How is MS diagnosed?

The path to diagnosis

Everyone's experience of diagnosis is different. You may have had a sudden, severe attack which demanded hospital attention and found that a diagnosis of MS followed very quickly.

However, MS is often difficult to diagnose so it may have taken you a long time to get to a definite diagnosis. All the symptoms of MS are seen in other health conditions so your doctors had to work out which one you have. This can mean having many tests to rule out other possibilities and then more tests to see if you have MS. It is sometimes a question of watching and waiting to see how your symptoms develop as this can help distinguish MS from other conditions. All this can be very frustrating and worrying but it is quite a common experience. 

You may have been given another diagnosis which later turned out to be wrong or maybe you were told that the cause of your symptoms couldn't be found. Perhaps this was hard to accept especially if it was years before you were given the correct diagnosis. 

It can be hard to understand why your diagnosis took so long but it is often a tricky call to make so usually no one, including you, was to blame.

Consultant neurologist, Ben Turner, explains why it can take some time to diagnose which type of MS someone has.
Professor Coles explains why MS can be tricky to diagnose and what you can do if you suspect you have MS.

Tests used in the diagnosis of MS

There's no simple test for MS which can give you a 'yes' or 'no' answer like a pregnancy test. Neurologists have to take a multi-pronged approach and use their experience to decide if it's MS or not. Sometimes, it's impossible to be absolutely certain.

Here we discuss the different tests that are used in diagnosis, and what they might show. You can find more information about each test in our A-Z of MS.

Although a blood test cannot be used to diagnose MS, you may be asked to have blood tests to rule out other conditions that have similar symptoms.

Medical history

You may have encountered unusual symptoms over many months or years. Your symptoms may have improved or gone away after a while, and seemed unimportant at the time. Perhaps you found other, very reasonable explanations. For example, being incredibly tired could be due having to a new baby in the family. Stumbling more could be due to getting older.

If you are seeking a medical opinion, do tell your doctor about any odd symptoms, such as numbness or blurred vision, that you may have had over the years. Your neurologist will review your test results alongside your medical history to decide if it adds up to a diagnosis of MS.

Neurological examination

There are a number of simple tests that a neurologist can carry out that can suggest, or rule out, MS as a cause of symptoms. These include checks on your movement, coordination, vision, balance and reflexes. These tests not only suggest whether you might have MS, but can also indicate where in the central nervous system damage has taken place. They can usually be done in an ordinary clinic room, and no special preparation is needed.

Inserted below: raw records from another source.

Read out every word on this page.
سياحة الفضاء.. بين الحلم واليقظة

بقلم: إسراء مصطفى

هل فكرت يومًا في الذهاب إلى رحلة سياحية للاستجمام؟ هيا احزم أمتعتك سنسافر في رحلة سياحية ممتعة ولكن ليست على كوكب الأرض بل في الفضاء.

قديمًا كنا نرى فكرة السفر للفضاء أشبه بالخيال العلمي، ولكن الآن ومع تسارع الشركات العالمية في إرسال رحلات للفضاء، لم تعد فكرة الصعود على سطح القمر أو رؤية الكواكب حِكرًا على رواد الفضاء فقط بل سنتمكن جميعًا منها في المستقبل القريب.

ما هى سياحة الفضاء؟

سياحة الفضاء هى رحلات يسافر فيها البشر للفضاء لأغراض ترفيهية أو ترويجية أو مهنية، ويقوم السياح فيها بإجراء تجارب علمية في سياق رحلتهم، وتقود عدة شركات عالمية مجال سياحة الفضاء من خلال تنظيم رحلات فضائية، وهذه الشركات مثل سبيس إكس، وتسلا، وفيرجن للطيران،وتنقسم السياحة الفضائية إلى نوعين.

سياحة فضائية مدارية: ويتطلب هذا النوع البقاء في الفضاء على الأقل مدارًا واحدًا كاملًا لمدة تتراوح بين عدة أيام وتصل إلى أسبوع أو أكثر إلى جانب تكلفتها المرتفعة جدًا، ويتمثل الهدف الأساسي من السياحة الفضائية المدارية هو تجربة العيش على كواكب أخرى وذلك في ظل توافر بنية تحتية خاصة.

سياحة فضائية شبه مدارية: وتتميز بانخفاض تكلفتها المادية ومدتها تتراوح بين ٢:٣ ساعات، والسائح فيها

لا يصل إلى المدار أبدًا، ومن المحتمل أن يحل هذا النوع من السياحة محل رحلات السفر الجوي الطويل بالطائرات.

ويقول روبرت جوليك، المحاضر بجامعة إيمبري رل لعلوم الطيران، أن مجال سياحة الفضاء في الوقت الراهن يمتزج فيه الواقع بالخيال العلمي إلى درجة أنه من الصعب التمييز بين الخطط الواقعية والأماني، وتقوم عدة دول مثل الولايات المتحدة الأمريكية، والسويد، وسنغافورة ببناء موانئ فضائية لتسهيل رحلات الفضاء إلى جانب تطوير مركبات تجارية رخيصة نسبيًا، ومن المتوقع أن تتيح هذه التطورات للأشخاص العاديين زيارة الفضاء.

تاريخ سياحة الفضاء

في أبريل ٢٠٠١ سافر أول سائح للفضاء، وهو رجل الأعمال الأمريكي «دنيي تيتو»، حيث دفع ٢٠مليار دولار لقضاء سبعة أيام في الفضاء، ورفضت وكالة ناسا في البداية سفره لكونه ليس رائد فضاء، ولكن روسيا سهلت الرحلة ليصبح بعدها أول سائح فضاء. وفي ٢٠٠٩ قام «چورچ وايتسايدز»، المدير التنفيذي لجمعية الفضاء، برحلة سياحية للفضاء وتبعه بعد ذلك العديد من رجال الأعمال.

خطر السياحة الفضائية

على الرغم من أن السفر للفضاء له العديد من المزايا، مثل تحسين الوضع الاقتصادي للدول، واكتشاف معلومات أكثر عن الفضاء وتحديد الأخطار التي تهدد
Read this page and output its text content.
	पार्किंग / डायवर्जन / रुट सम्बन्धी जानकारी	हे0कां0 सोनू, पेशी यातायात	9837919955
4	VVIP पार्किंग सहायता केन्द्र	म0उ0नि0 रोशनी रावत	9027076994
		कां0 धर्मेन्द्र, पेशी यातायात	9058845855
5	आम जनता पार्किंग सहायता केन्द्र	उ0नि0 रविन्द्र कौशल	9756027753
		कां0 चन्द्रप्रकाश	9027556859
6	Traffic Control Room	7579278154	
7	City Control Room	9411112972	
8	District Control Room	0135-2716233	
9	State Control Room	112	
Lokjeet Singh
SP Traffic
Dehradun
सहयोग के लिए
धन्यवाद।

Although your medical history and neurological examinations might suggest a diagnosis of MS, the neurologist will usually request one or more tests to look for evidence of MS within your body in order to be sure.

MRI scan

The most common next step is to have a scan of your brain and/or spinal cord using MRI (magnetic resonance imaging). This scan can detect the scars used by MS which show up as little white patches and are usually called lesions. Everyone gets more white patches in their brain as they get older so the neurologist has to judge if they are all age-related or possibly due to MS.

Sometimes a dye is injected into your vein before the scan as it can help the radiologist and neurologist distinguish between active MS lesions and old areas of scarring.

Lumbar puncture

You may be asked to have a lumbar puncture where they take out a small amount of the fluid which bathes your brain and spinal cord (cerebrospinal fluid, or CSF). This is analysed in the laboratory to see if the fluid contains unusual antibodies, fragmented myelin nerve coating or an unusual amount of white blood cells. These findings might suggest MS or an alternative diagnosis. 

Evoked potential test

You may also have evoked potential tests. This involves putting small electrodes on your head, arms or legs to measure the speed of messages travelling along your nerves from your eyes, ears or skin on your limbs. If the messages are slowed then this may be due to MS.

What is the doctor looking for in a MS diagnosis?

The neurologist is looking for signs of scarring in your brain or spinal cord (the central nervous system). For a diagnosis of MS there needs to be two or more areas of scarring. These need to have happened at different points in time.

Although MRI scans can sometimes show enough evidence to make a diagnosis, it is still unusual to diagnose MS from just a single episode of symptoms.

The most commonly used guidance for making a diagnosis of MS is called the McDonald criteria.